公益財団法人日本障害者リハビリテーション協会 参与
寺島彰(てらしまあきら)
米国の社会保障法(Social Security Act)に基づく障害給付には、補足的保障所得(Supplemental Security Income:SSI)と社会保障障害保険(Social Security Disability Insurance:SSDI)などがあります。これらの給付については、障害から回復しても給付が続くという事態を防ぐために、一定期間ごとに障害状態が続いているかどうかを調査すること(continuing disability reviews:CDR)が同法により求められています。
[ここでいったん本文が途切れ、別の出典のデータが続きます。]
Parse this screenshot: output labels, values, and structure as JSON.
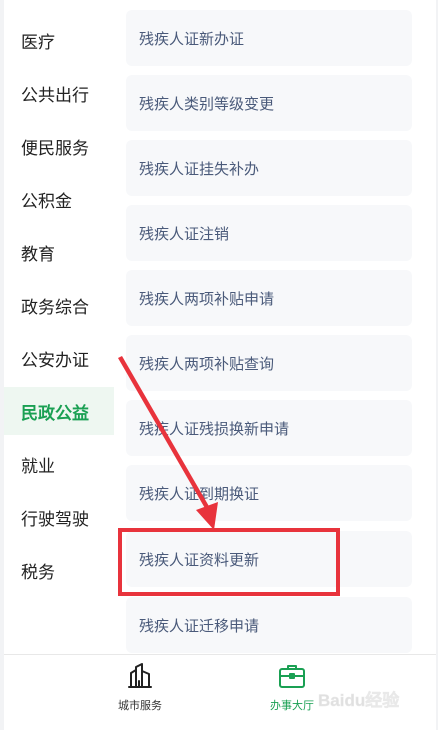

2019年11月18日、社会保障局(Social Security Administration)は、この調査の頻度と調査内容を変更することについてパブリックコメントを求めました。募集期間はすでに終了しており、現状では同法は改正されていませんが、今後、これらの改正を行う可能性もありますのでその内容を紹介します。
SSIは、保険料を支払う必要のない無拠出制の障害手当で、SSDIは拠出制となっています。わが国で言えば、特別障害者手当や障害年金に相当します。ただし、わが国の障害手当制度とは異なり、メディケアやメディケイドなどの医療制度の受給要件の一つになっているなど、受給しているかどうかで障害者の生活状況が大きく変わります。
障害のある人が障害を理由としてSSIまたはSSDIを社会保障局に申請し、それが認められれば、毎月一定金額の手当を受給することができます。手当の額は、家族構成や保険料の支払い実績などにより異なります。
手当の受給が決定した場合、受給額とともにCDRを受ける頻度が決まります。その頻度には次の3つの種類があります。
1.医学的改善が予想される場合
(Medical Improvement Expected:MIE)
2.医学的改善も可能な場合
(Medical Improvement Possible :MIP)
3.医学的改善が期待できない場合
(Medical Improvement Not Expected :MINE)
MIEカテゴリは障害が近々治癒すると予想される場合で、CDRを最も短く設定するカテゴリです。一般的には、6か月以上18か月未満にCDRを実施します。大人の場合は、障害の改善が期待され、近々、仕事や社会活動など有益な活動に復帰することが期待されています。また、SSIの障害児の場合には、障害が改善され機能制限が少なくなります。
MIEの障害の例としては、骨折、骨髄または幹細胞移植を行ったがん、腎臓移植を行った慢性腎臓病、低出生体重などがあります。低出生体重に基づいて認定される乳児の場合、法律により1歳に達した時に症例を見直すことが義務付けられているため、ほとんどの場合MIEの対象になります。
MIPカテゴリは、CDRを定期的に実施する必要がありますが、MIEカテゴリよりも実施頻度は低くなります。少なくとも3年に1回はCDRを実施します。医学的改善が可能である場合、すなわち、永続的な障害でない場合にこのカテゴリを使用します。具体的には、これまでの経験とケースの事例に基づいて障害の改善を予測することができない場合には、成人と児童の両方に対して、このカテゴリを使用します。MIPカテゴリが適用される障害の例として多いのは、クローン病(局所腸炎)、鎌状赤血球病、慢性潰瘍性大腸炎、てんかん、統合失調症などです。
MINEカテゴリは、前の2つのカテゴリよりもCDRを実施する頻度が低く、少なくとも7年に1回CDRを実施していますが、5年に1回以上にはならないようにしています。このカテゴリは、医学的所見とこれまでの管理経験に基づいて、「障害がほぼ安定しているが、その障害単独または合併障害によって徐々に障害が悪化する可能性が高く、仕事や社会活動など有益な活動に従事できるほど障害が改善される可能性が低い」と判断される障害の場合に使用されます。
重大な機能制限がなくなるほど障害が改善される可能性が低いSSIの障害児の場合、また、CDRを実施する上限となっている55歳以上の障害者にもこのカテゴリを使用します。現状の規則で、永続する障害とされている例は、筋萎縮性側索硬化症(ALS)、パーキンソン病、55歳以上のびまん性肺線維症、股関節での大腿切断などがあります。
もともと社会保障法で給付を厳正に管理するように定められており、毎年議会にCDRの実施状況について報告するというような不必要な給付を抑制する取り組みがいろいろな形で行われてきました。近年は、社会保障費削減政策の影響がみられます。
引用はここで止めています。